The United States will decide in the coming weeks where to open an Agency for International Development office that will be responsible for dispensing up to $78 million for infrastructure and other developmental assistance to the newly autonomous Gaza Strip and Jericho district.

Widespread rumors continue to circulate around Washington that the State Department is considering an eastern Jerusalem location for this effort, perhaps at the U.S. Consulate there.

Officials have refused to confirm or deny such reports. The official word is that State Department personnel are “still working on the administrative arrangements for an AID mission” and “hope to finalize some details in the very near future,” according to a spokesperson.

But some members of Congress and many Jewish leaders fear that an AID office in eastern Jerusalem would buttress Palestinian claims to Jerusalem as the capital of a future Palestinian state. They are consequently trying to nip in the bud any notion of a site there for the AID office.

“This proposal only serves to prejudge the future status of Jerusalem by drawing a political connection between Jerusalem and the self-rule regions,” Reps. Eliot Engel (D-N.Y.), Benjamin Gilman (R-N.Y.), Robert Andrews (D-N.J.) and Ileana Ros-Lehtinen (R-Fla.) said in a joint statement this week.

Israeli Embassy officials refused to comment on the AID controversy but privately have said all countries wanting to deal with the Palestinian authority were being told they would have to do so in Jericho and Gaza.

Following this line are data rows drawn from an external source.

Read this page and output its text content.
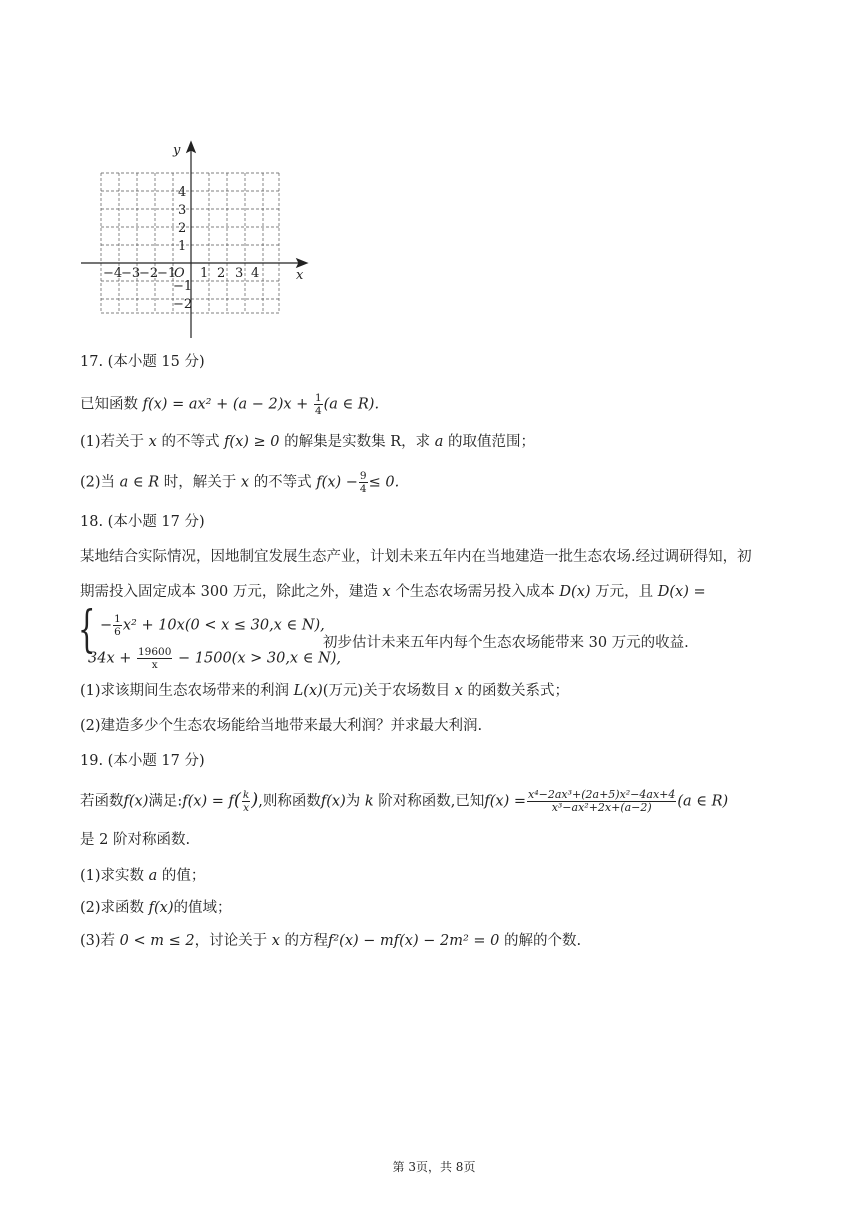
x
y
O
−4
−3
−2
−1 1 2 3 4
4
3
2
1
−1
−2
17. (本小题 15 分)
已知函数 $f(x) = ax^2 + (a - 2)x + \frac{1}{4} (a$ ∈ R).
(1)若关于 x 的不等式 f(x) ≥ 0 的解集是实数集 R，求 a 的取值范围；
(2)当 a ∈ R 时，解关于 x 的不等式 $f(x) - \frac{9}{4} \le 0$.
18. (本小题 17 分)
某地结合实际情况，因地制宜发展生态产业，计划未来五年内在当地建造一批生态农场.经过调研得知，初
期需投入固定成本 300 万元，除此之外，建造 x 个生态农场需另投入成本 D(x) 万元，且 D(x) =
{ − $\frac{1}{6} x^2 + 10x(0 < x \le 30,x$ ∈ N),
初步估计未来五年内每个生态农场能带来 30 万元的收益.
$34x + \frac{19600}{x} - 1500(x > 30,x$ ∈ N),
(1)求该期间生态农场带来的利润 L(x)(万元)关于农场数目 x 的函数关系式；
(2)建造多少个生态农场能给当地带来最大利润？并求最大利润.
19. (本小题 17 分)
若函数f(x)满足:f(x) = $f( \frac{k}{x}$ ),则称函数f(x)为 k 阶对称函数,已知$f(x) = \frac{\text{x⁴−2ax³+(2a+5)x²−4ax+4}}{\text{x³−ax²+2x+(a−2)}} (a$ ∈ R)
是 2 阶对称函数.
(1)求实数 a 的值；
(2)求函数 f(x)的值域；
(3)若 0 < m ≤ 2，讨论关于 x 的方程f²(x) − mf(x) − 2m² = 0 的解的个数.
第 3页，共 8页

The American Israel Public Affairs Committee issued a statement concerning the flap about the AID office saying, “AIPAC is unequivocally opposed to any action that would have a negative impact on or erode Jerusalem’s status as Israel’s undivided capital.”

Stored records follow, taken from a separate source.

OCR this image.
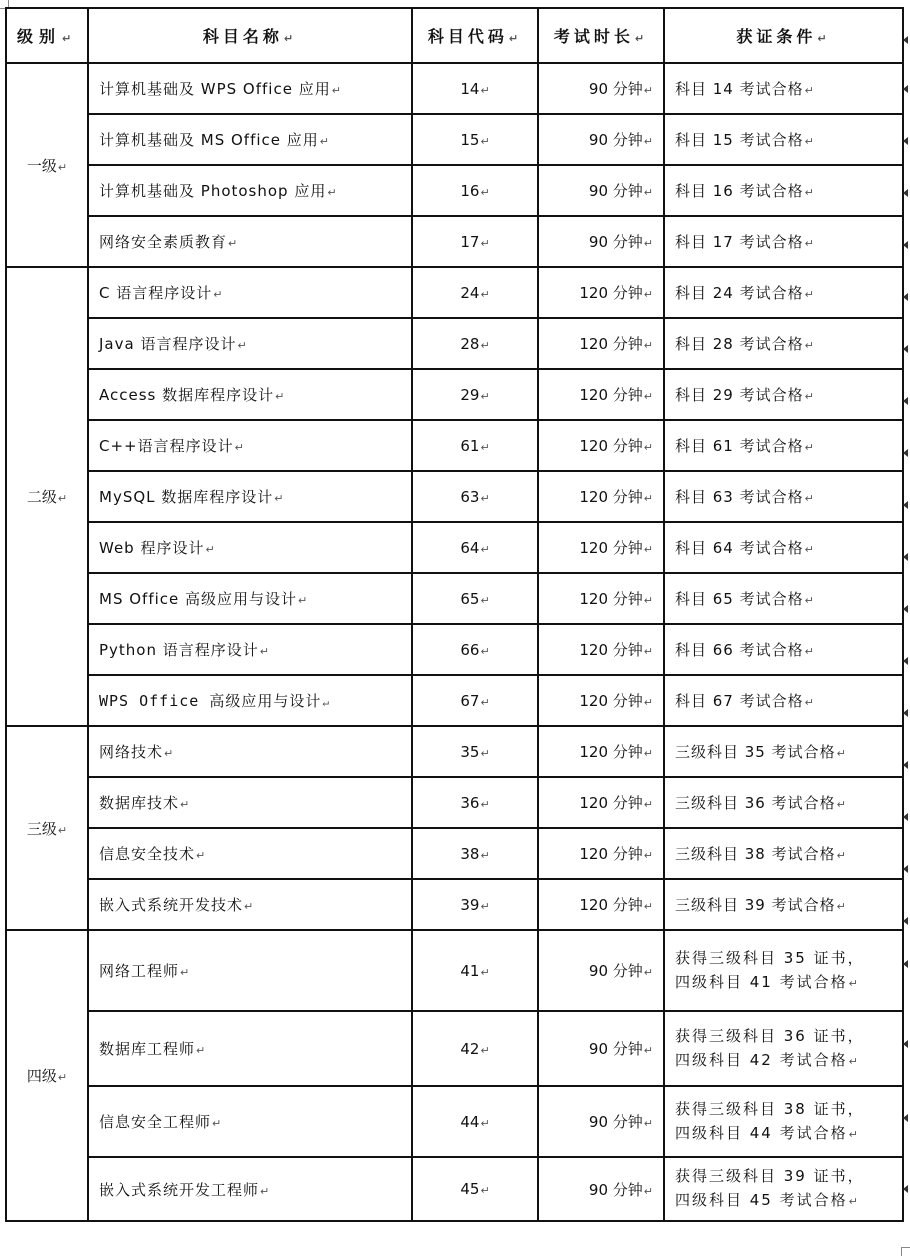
级别↵	科目名称↵	科目代码↵	考试时长↵	获证条件↵
一级↵	计算机基础及 WPS Office 应用↵	14↵	90 分钟↵	科目 14 考试合格↵
	计算机基础及 MS Office 应用↵	15↵	90 分钟↵	科目 15 考试合格↵
	计算机基础及 Photoshop 应用↵	16↵	90 分钟↵	科目 16 考试合格↵
	网络安全素质教育↵	17↵	90 分钟↵	科目 17 考试合格↵
二级↵	C 语言程序设计↵	24↵	120 分钟↵	科目 24 考试合格↵
	Java 语言程序设计↵	28↵	120 分钟↵	科目 28 考试合格↵
	Access 数据库程序设计↵	29↵	120 分钟↵	科目 29 考试合格↵
	C++语言程序设计↵	61↵	120 分钟↵	科目 61 考试合格↵
	MySQL 数据库程序设计↵	63↵	120 分钟↵	科目 63 考试合格↵
	Web 程序设计↵	64↵	120 分钟↵	科目 64 考试合格↵
	MS Office 高级应用与设计↵	65↵	120 分钟↵	科目 65 考试合格↵
	Python 语言程序设计↵	66↵	120 分钟↵	科目 66 考试合格↵
	WPS Office 高级应用与设计↵	67↵	120 分钟↵	科目 67 考试合格↵
三级↵	网络技术↵	35↵	120 分钟↵	三级科目 35 考试合格↵
	数据库技术↵	36↵	120 分钟↵	三级科目 36 考试合格↵
	信息安全技术↵	38↵	120 分钟↵	三级科目 38 考试合格↵
	嵌入式系统开发技术↵	39↵	120 分钟↵	三级科目 39 考试合格↵
四级↵	网络工程师↵	41↵	90 分钟↵	获得三级科目 35 证书，
四级科目 41 考试合格↵

	数据库工程师↵	42↵	90 分钟↵	获得三级科目 36 证书，
四级科目 42 考试合格↵

	信息安全工程师↵	44↵	90 分钟↵	获得三级科目 38 证书，
四级科目 44 考试合格↵

	嵌入式系统开发工程师↵	45↵	90 分钟↵	获得三级科目 39 证书，
四级科目 45 考试合格↵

In a letter to President Clinton, Seymour Reich, president of the American Zionist Movement, expressed his opposition to an AID office in Jerusalem: “The idea of an office in East Jerusalem for aid to Jericho raises serious questions and deep disquiet about American policy in the region.”

Gail Pressberg, co-director of the Washington office of Americans for Peace Now, disagreed with the assertion that an AID office in eastern Jerusalem would affect final-status talks.

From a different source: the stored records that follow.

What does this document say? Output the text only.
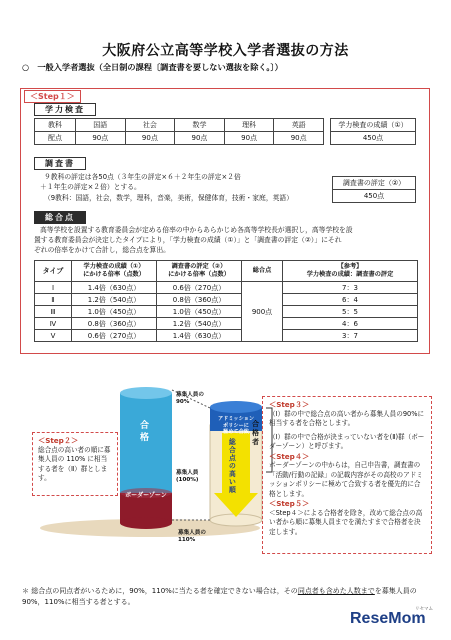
大阪府公立高等学校入学者選抜の方法
○　一般入学者選抜（全日制の課程〔調査書を要しない選抜を除く。〕）
＜Step１＞
学力検査
教科	国語	社会	数学	理科	英語
配点	90点	90点	90点	90点	90点
学力検査の成績（①）
450点
調査書
９教科の評定は各50点（３年生の評定×６＋２年生の評定×２倍
＋１年生の評定×２倍）とする。
（9教科：国語，社会，数学，理科，音楽，美術，保健体育，技術・家庭，英語）
調査書の評定（②）
450点
総合点
高等学校を設置する教育委員会が定める倍率の中からあらかじめ各高等学校長が選択し，高等学校を設
置する教育委員会が決定したタイプにより，「学力検査の成績（①）」と「調査書の評定（②）」にそれ
ぞれの倍率をかけて合計し，総合点を算出。
タイプ	学力検査の成績（①）
にかける倍率（点数）	調査書の評定（②）
にかける倍率（点数）	総合点	【参考】
学力検査の成績：調査書の評定
Ⅰ	1.4倍（630点）	0.6倍（270点）	900点	7：3
Ⅱ	1.2倍（540点）	0.8倍（360点）		6：4
Ⅲ	1.0倍（450点）	1.0倍（450点）		5：5
Ⅳ	0.8倍（360点）	1.2倍（540点）		4：6
Ⅴ	0.6倍（270点）	1.4倍（630点）		3：7
合格
ボーダーゾーン
募集人員の
90%
募集人員
(100%)
募集人員の
110%
アドミッション
ポリシーに
極めて合致
総合点の高い順
合格者
＜Step２＞
総合点の高い者の順に募集人員の 110% に相当する者を（Ⅱ）群とします。
＜Step３＞
（Ⅰ）群の中で総合点の高い者から募集人員の90%に相当する者を合格とします。
（Ⅰ）群の中で合格が決まっていない者を(Ⅱ)群（ボーダーゾーン）と呼びます。
＜Step４＞
ボーダーゾーンの中からは，自己申告書，調査書の「活動/行動の記録」の記載内容がその高校のアドミッションポリシーに極めて合致する者を優先的に合格とします。
＜Step５＞
＜Step４＞による合格者を除き，改めて総合点の高い者から順に募集人員までを満たすまで合格者を決定します。
＊ 総合点の同点者がいるために，90%，110%に当たる者を確定できない場合は，その同点者も含めた人数までを募集人員の90%，110%に相当する者とする。
ReseMom
リセマム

“The location in and of itself does not set precedent. Where the office is says nothing about U.S. policy on Jerusalem. The policy is set in the White House and in Congress,” she said.

She added the issue “has been made from a mole hill into a mountain.”

Under the declaration of principles signed by Israel and the Palestine Liberation Organization last fall, the fate of Jerusalem is reserved for final-status negotiations that are at least two years away.

But the highly sensitive issue has come to the fore recently, especially since a speech given last month by PLO Chairman Yasser Arafat in which he called for a “jihad” for Jerusalem.